Il Seicento genovese segna il massimo splendore, non solo per le chiese e i palazzi, ma anche per la carità, grazie all’iniziativa di alcuni. Durante la peste del 1656-1657, l’Arcivescovo, il Cardinale Stefano Durazzo fece aprire i conventi che diventeranno lazzaretti. Lo stesso palazzo arcivescovile accolse gli appesati, e la peste seminò la morte tra i suoi abitanti.
Santa Virginia Centurione Bracelli (1587-1651) organizzò le Cento Dame, le quali secondo un preciso programma visitavano le famiglie dei poveri della città, provvedendoli di cibo, di vestiti, di denaro e di istruzione. Le Dame si riunivano a pregare nella Chiesa delle Vigne, presso l’altare dell’Incoronata, e di lì partivano per le opere di carità.
Ancora nel Seicento, deve essere menzionato il nobile Emanuele Brignole (1617-1678), che pensò e realizzò il maestoso Albergo dei Poveri, sulla collina di Carbonara. Qui i poveri venivano accolti, assistiti, talvolta per tutta la vita. La loro giornata era scandita dalla preghiera , dal lavoro, dai pasti e dal riposo. L’istituzione, adattandosi ai tempi, giunse sino quasi ai nostri giorni.
La carità a Genova ebbe una nuova primavera nell’Ottocento, in cui vissero e operarono figure di grande rilievo. Possiamo solo ricordarvi i nomi: San Francesco Maria di Camporosso (1804-1866), eroe di carità al punto di meritarsi il nome di “Padre Santo”; Santa Paola Frassinetti (1809-1882), che si dedicò alla fanciulle più povere, al punto di creare una organizzazione simile a quella dalla Bracelli: nel 1838 da una relazione presentata al Cardinale Placido Maria Tarditi, arcivescovo di Genova, risulta che assisteva 2891 fanciulli del centro cittadino.
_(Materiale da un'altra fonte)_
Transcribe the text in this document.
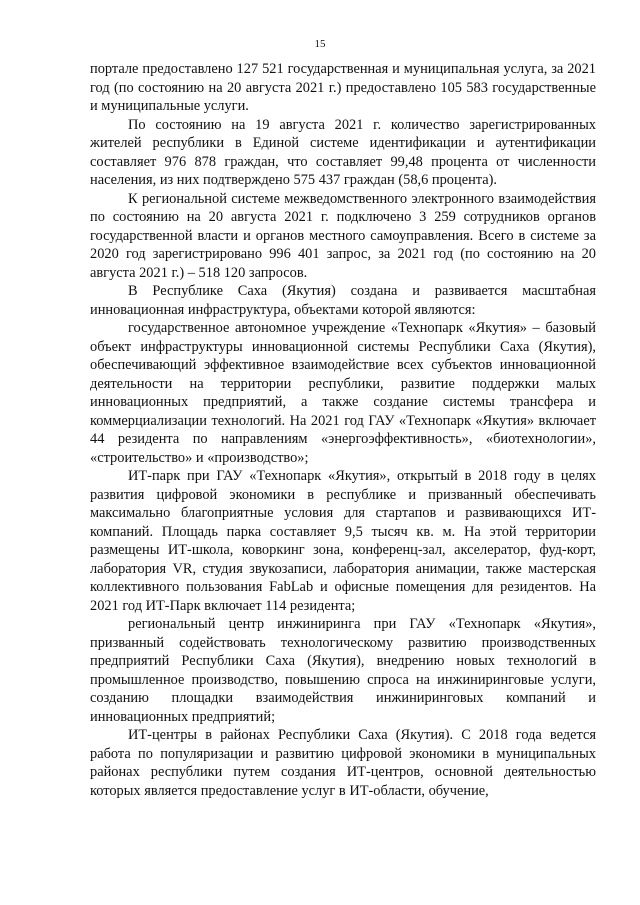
15

порталe предоставлено 127 521 государственная и муниципальная услуга, за 2021 год (по состоянию на 20 августа 2021 г.) предоставлено 105 583 государственные и муниципальные услуги.

По состоянию на 19 августа 2021 г. количество зарегистрированных жителей республики в Единой системе идентификации и аутентификации составляет 976 878 граждан, что составляет 99,48 процента от численности населения, из них подтверждено 575 437 граждан (58,6 процента).

К региональной системе межведомственного электронного взаимодействия по состоянию на 20 августа 2021 г. подключено 3 259 сотрудников органов государственной власти и органов местного самоуправления. Всего в системе за 2020 год зарегистрировано 996 401 запрос, за 2021 год (по состоянию на 20 августа 2021 г.) – 518 120 запросов.

В Республике Саха (Якутия) создана и развивается масштабная инновационная инфраструктура, объектами которой являются:

государственное автономное учреждение «Технопарк «Якутия» – базовый объект инфраструктуры инновационной системы Республики Саха (Якутия), обеспечивающий эффективное взаимодействие всех субъектов инновационной деятельности на территории республики, развитие поддержки малых инновационных предприятий, а также создание системы трансфера и коммерциализации технологий. На 2021 год ГАУ «Технопарк «Якутия» включает 44 резидента по направлениям «энергоэффективность», «биотехнологии», «строительство» и «производство»;

ИТ-парк при ГАУ «Технопарк «Якутия», открытый в 2018 году в целях развития цифровой экономики в республике и призванный обеспечивать максимально благоприятные условия для стартапов и развивающихся ИТ-компаний. Площадь парка составляет 9,5 тысяч кв. м. На этой территории размещены ИТ-школа, коворкинг зона, конференц-зал, акселератор, фуд-корт, лаборатория VR, студия звукозаписи, лаборатория анимации, также мастерская коллективного пользования FabLab и офисные помещения для резидентов. На 2021 год ИТ-Парк включает 114 резидента;

региональный центр инжиниринга при ГАУ «Технопарк «Якутия», призванный содействовать технологическому развитию производственных предприятий Республики Саха (Якутия), внедрению новых технологий в промышленное производство, повышению спроса на инжиниринговые услуги, созданию площадки взаимодействия инжиниринговых компаний и инновационных предприятий;

ИТ-центры в районах Республики Саха (Якутия). С 2018 года ведется работа по популяризации и развитию цифровой экономики в муниципальных районах республики путем создания ИТ-центров, основной деятельностью которых является предоставление услуг в ИТ-области, обучение,
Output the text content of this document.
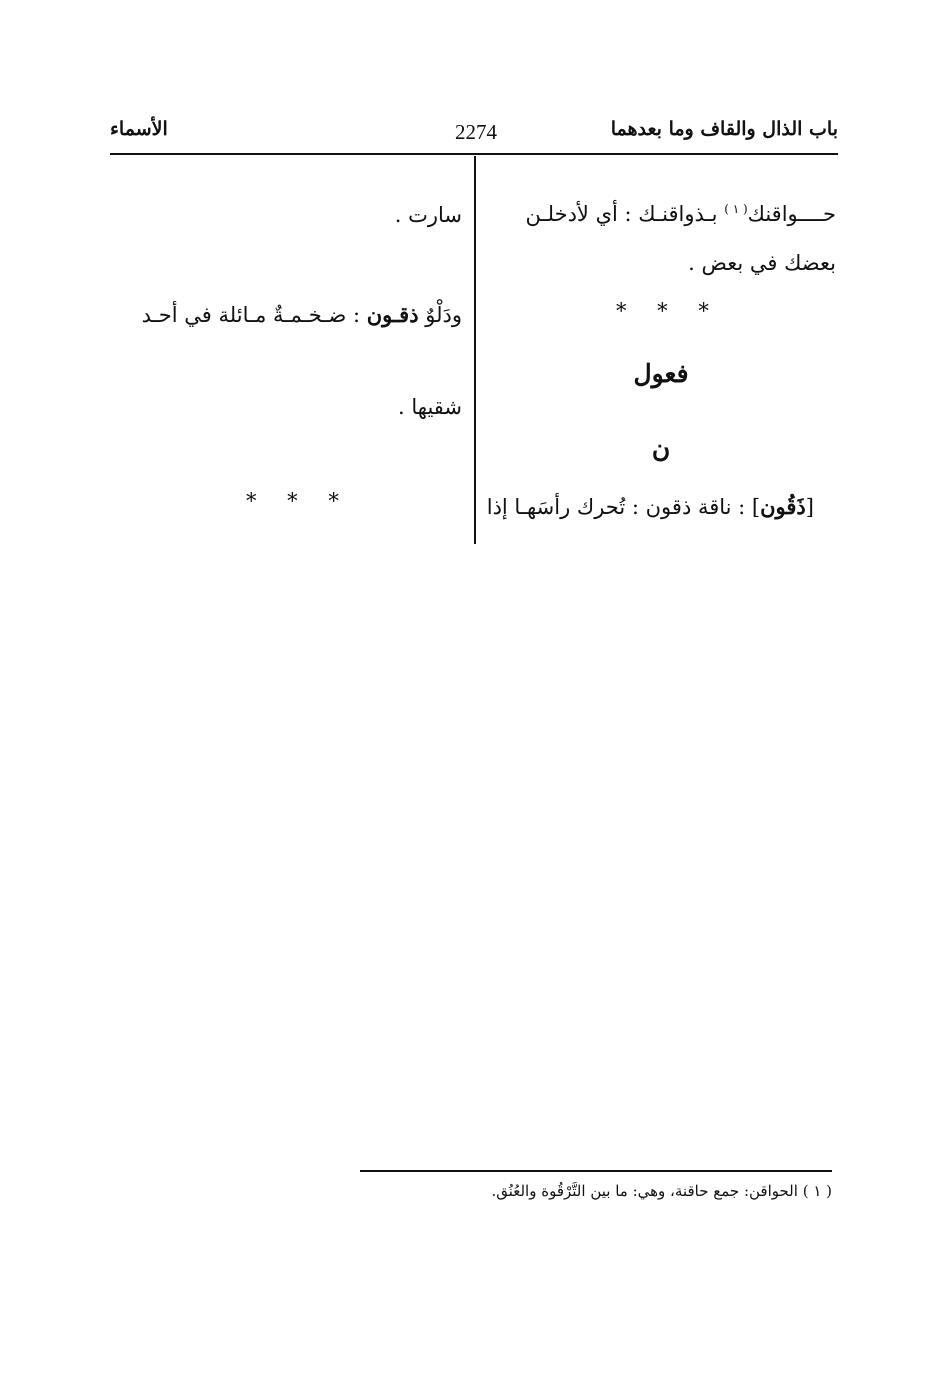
الأسماء	2274	باب الذال والقاف وما بعدهما
حــــواقنك$^{( ١ )}$ بـذواقنـك : أي لأدخلـن
بعضك في بعض .
* * *
فعول
ن
[ذَقُون] : ناقة ذقون : تُحرك رأسَهـا إذا
سارت .
ودَلْوٌ ذقـون : ضـخـمـةٌ مـائلة في أحـد
شقيها .
* * *
( ١ ) الحواقن: جمع حاقنة، وهي: ما بين التَّرْقُوة والعُنُق.
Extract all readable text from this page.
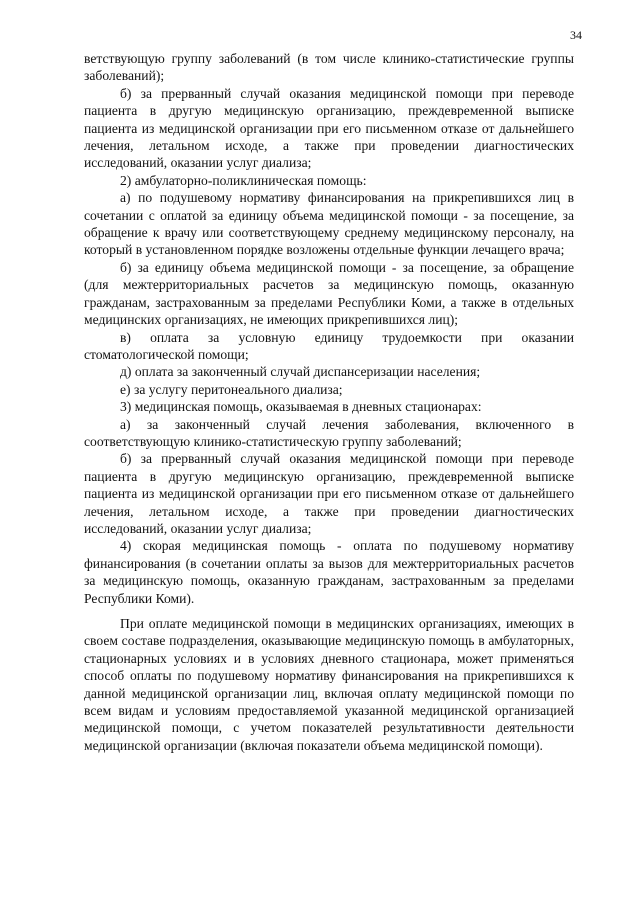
34

ветствующую группу заболеваний (в том числе клинико-статистические группы заболеваний);

б) за прерванный случай оказания медицинской помощи при переводе пациента в другую медицинскую организацию, преждевременной выписке пациента из медицинской организации при его письменном отказе от дальнейшего лечения, летальном исходе, а также при проведении диагностических исследований, оказании услуг диализа;

2) амбулаторно-поликлиническая помощь:

а) по подушевому нормативу финансирования на прикрепившихся лиц в сочетании с оплатой за единицу объема медицинской помощи - за посещение, за обращение к врачу или соответствующему среднему медицинскому персоналу, на который в установленном порядке возложены отдельные функции лечащего врача;

б) за единицу объема медицинской помощи - за посещение, за обращение (для межтерриториальных расчетов за медицинскую помощь, оказанную гражданам, застрахованным за пределами Республики Коми, а также в отдельных медицинских организациях, не имеющих прикрепившихся лиц);

в) оплата за условную единицу трудоемкости при оказании стоматологической помощи;

д) оплата за законченный случай диспансеризации населения;

е) за услугу перитонеального диализа;

3) медицинская помощь, оказываемая в дневных стационарах:

а) за законченный случай лечения заболевания, включенного в соответствующую клинико-статистическую группу заболеваний;

б) за прерванный случай оказания медицинской помощи при переводе пациента в другую медицинскую организацию, преждевременной выписке пациента из медицинской организации при его письменном отказе от дальнейшего лечения, летальном исходе, а также при проведении диагностических исследований, оказании услуг диализа;

4) скорая медицинская помощь - оплата по подушевому нормативу финансирования (в сочетании оплаты за вызов для межтерриториальных расчетов за медицинскую помощь, оказанную гражданам, застрахованным за пределами Республики Коми).

При оплате медицинской помощи в медицинских организациях, имеющих в своем составе подразделения, оказывающие медицинскую помощь в амбулаторных, стационарных условиях и в условиях дневного стационара, может применяться способ оплаты по подушевому нормативу финансирования на прикрепившихся к данной медицинской организации лиц, включая оплату медицинской помощи по всем видам и условиям предоставляемой указанной медицинской организацией медицинской помощи, с учетом показателей результативности деятельности медицинской организации (включая показатели объема медицинской помощи).
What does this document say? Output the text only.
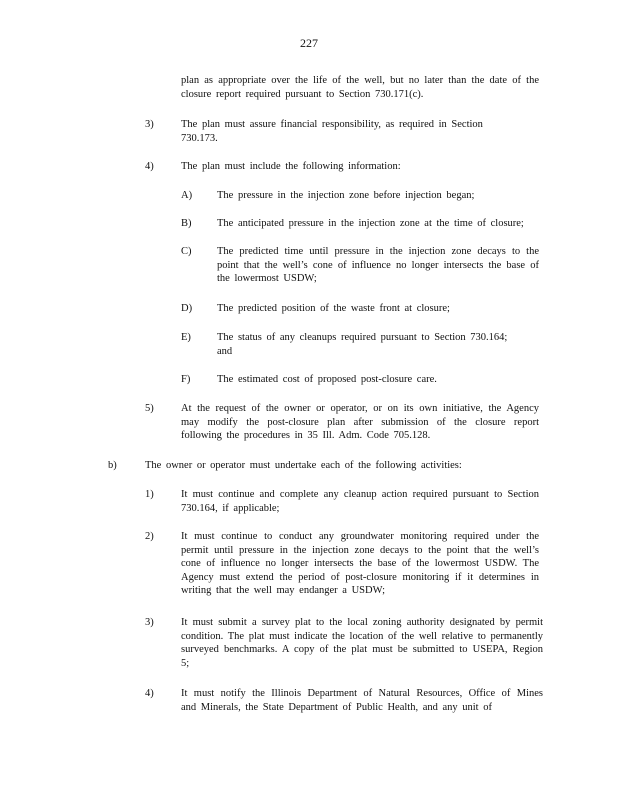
227
plan as appropriate over the life of the well, but no later than the date of the closure report required pursuant to Section 730.171(c).
3)	The plan must assure financial responsibility, as required in Section 730.173.
4)	The plan must include the following information:
A) The pressure in the injection zone before injection began;
B) The anticipated pressure in the injection zone at the time of closure;
C) The predicted time until pressure in the injection zone decays to the point that the well’s cone of influence no longer intersects the base of the lowermost USDW;
D) The predicted position of the waste front at closure;
E) The status of any cleanups required pursuant to Section 730.164; and
F)	The estimated cost of proposed post-closure care.
5)	At the request of the owner or operator, or on its own initiative, the Agency may modify the post-closure plan after submission of the closure report following the procedures in 35 Ill. Adm. Code 705.128.
b)	The owner or operator must undertake each of the following activities:
1)	It must continue and complete any cleanup action required pursuant to Section 730.164, if applicable;
2)	It must continue to conduct any groundwater monitoring required under the permit until pressure in the injection zone decays to the point that the well’s cone of influence no longer intersects the base of the lowermost USDW. The Agency must extend the period of post-closure monitoring if it determines in writing that the well may endanger a USDW;
3)	It must submit a survey plat to the local zoning authority designated by permit condition. The plat must indicate the location of the well relative to permanently surveyed benchmarks. A copy of the plat must be submitted to USEPA, Region 5;
4)	It must notify the Illinois Department of Natural Resources, Office of Mines and Minerals, the State Department of Public Health, and any unit of
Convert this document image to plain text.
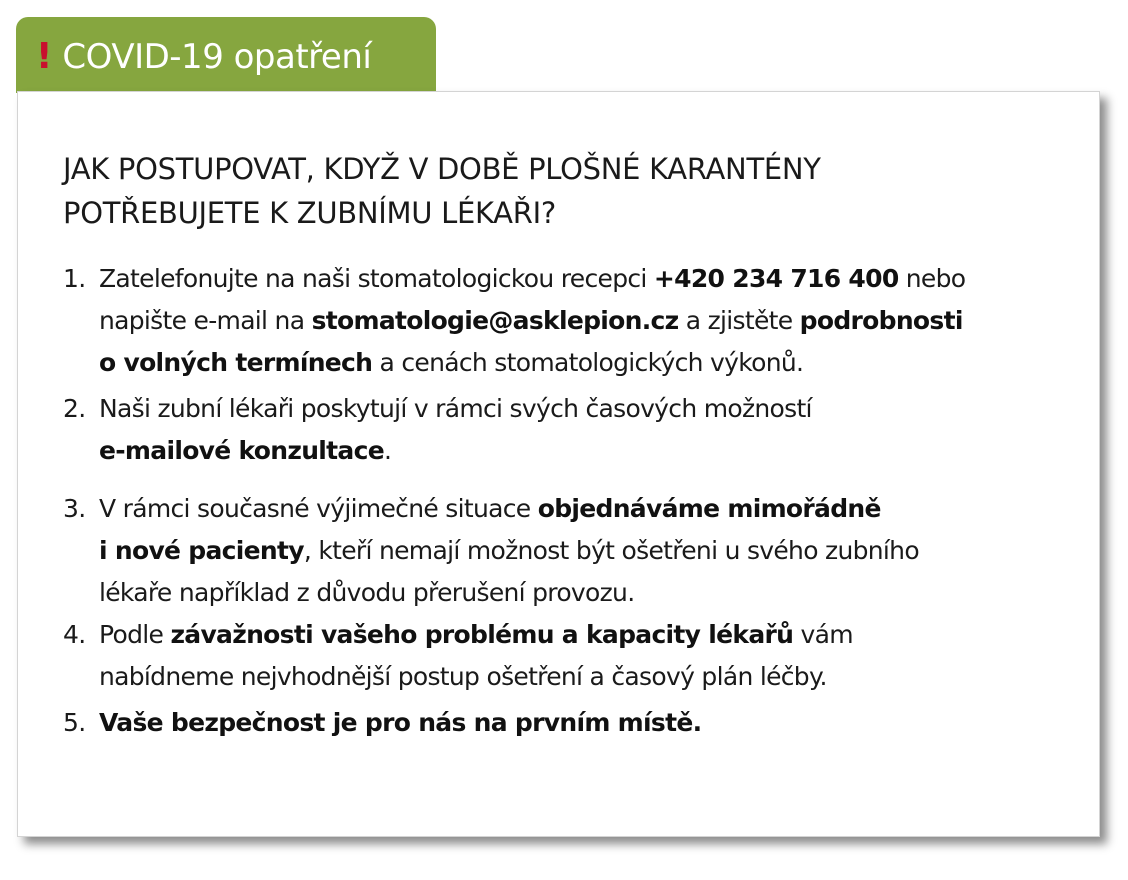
! COVID-19 opatření
JAK POSTUPOVAT, KDYŽ V DOBĚ PLOŠNÉ KARANTÉNY
POTŘEBUJETE K ZUBNÍMU LÉKAŘI?
1. Zatelefonujte na naši stomatologickou recepci +420 234 716 400 nebo
napište e-mail na stomatologie@asklepion.cz a zjistěte podrobnosti
o volných termínech a cenách stomatologických výkonů.
2. Naši zubní lékaři poskytují v rámci svých časových možností
e-mailové konzultace.
3. V rámci současné výjimečné situace objednáváme mimořádně
i nové pacienty, kteří nemají možnost být ošetřeni u svého zubního
lékaře například z důvodu přerušení provozu.
4. Podle závažnosti vašeho problému a kapacity lékařů vám
nabídneme nejvhodnější postup ošetření a časový plán léčby.
5. Vaše bezpečnost je pro nás na prvním místě.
Il Servo di Dio Nicolò Daste (1820-1899), che si fece mendicante lui stesso per raccogliere cibo, vestiti, denaro; e, ancora, la Serva di Dio Maria Raffaella De Giovanna (1872-1933), fondatrice delle Suore Terziarie Minime infermiere di San Francesco da Paola per l’assistenza alle donne malate e anziane.
A queste figure ne venivano accostate altre che si dedicarono a quella forma di carità che è l’educazione: Sant’Agostino Roscelli (1818-1902), fondatore delle Suore dell’Immacolata; il Servo di Dio Francesco Montebruno (1831-1845), che fondò l’Istituto degli Artigianelli; la Beata Eugenia Ravasco (1845-1915), che si dedicò all’educazione delle ragazze bisognose; don Eugenio Fassicomo (1864-1902), che dedicò tutta la sua vita alla cura e all’educazione dei giovani orfani, abbandonati, carcerati, sfruttati.
Nel Novecento, sorse a Genova l‘Auxilium, vera fonte di carità per i più bisognosi, al fine di rispondere alle conseguenze della crisi economica mondiale del 1929. Ne furono gli iniziatori Amelia Dodero e don Giuseppe Siri. Il primo servizio fu quello di servire un pasto caldo e così meritò il nome di “opera della minestra”. Durante il secondo conflitto mondiale, l’Auxilium distribuì migliaia di generi in natura e offrì diversi tipi di assistenza. Si vedevano girare per Genova grandi autocarri, provenienti dal Piemonte e dalla Lombardia, con i colori del Papa e la scritta Auxilium. Molte volte, accanto all’autista, c’era il vescovo ausiliare Giuseppe Siri. Terminato il conflitto, l’Auxilium riportò a Genova i reduci dai campi di prigionia e di concentramento. Auxilium opera ancora oggi a Genova in ambiti assistenziali di frontiera.
Genova è stata ed è grande non solo per i commerci, per l’arte o per la ricerca. E’ grande anche e soprattutto per la storia di carità che ha segnato i suoi secoli. Noi ne facciamo memoria riconoscente e desideriamo continuarla e rinnovarla.